Laut Initiator Werner Thumann hat die Verehrung des Hl. Josef als Ziehvater Jesu, Patron der Arbeiter und insbesondere der Zimmerleute sowie als Schutzpatron der Ehe besonders im gesamten süddeutschen Raum eine sehr lange Tradition.

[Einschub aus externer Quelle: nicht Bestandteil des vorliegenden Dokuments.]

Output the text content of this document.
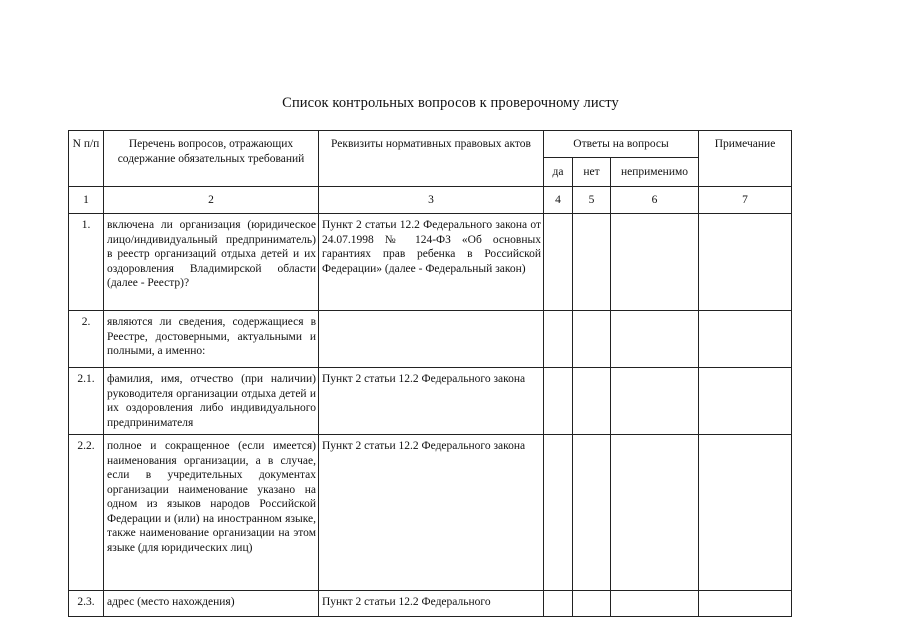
Список контрольных вопросов к проверочному листу
N п/п	Перечень вопросов, отражающих содержание обязательных требований	Реквизиты нормативных правовых актов	Ответы на вопросы			Примечание
			да	нет	неприменимо	
1	2	3	4	5	6	7
1.	включена ли организация (юридическое лицо/индивидуальный предприниматель) в реестр организаций отдыха детей и их оздоровления Владимирской области (далее - Реестр)?	Пункт 2 статьи 12.2 Федерального закона от 24.07.1998 № 124-ФЗ «Об основных гарантиях прав ребенка в Российской Федерации» (далее - Федеральный закон)				
2.	являются ли сведения, содержащиеся в Реестре, достоверными, актуальными и полными, а именно:					
2.1.	фамилия, имя, отчество (при наличии) руководителя организации отдыха детей и их оздоровления либо индивидуального предпринимателя	Пункт 2 статьи 12.2 Федерального закона				
2.2.	полное и сокращенное (если имеется) наименования организации, а в случае, если в учредительных документах организации наименование указано на одном из языков народов Российской Федерации и (или) на иностранном языке, также наименование организации на этом языке (для юридических лиц)	Пункт 2 статьи 12.2 Федерального закона				
2.3.	адрес (место нахождения)	Пункт 2 статьи 12.2 Федерального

Noch bis 1969 war der Josefitag in Bayern Feiertag, so wie heute noch in einigen Bundesländern Österreichs und verschiedenen Kantonen der Schweiz.
Generell waren die Namenstage früher bedeutsamer als die Geburtstagsfeier.
Nach der Kirche war jedermann, ausdrücklich auch Nicht-Josefs, in den Berggasthof Sammüller zu einem gemütlichen Beisammensein eingeladen.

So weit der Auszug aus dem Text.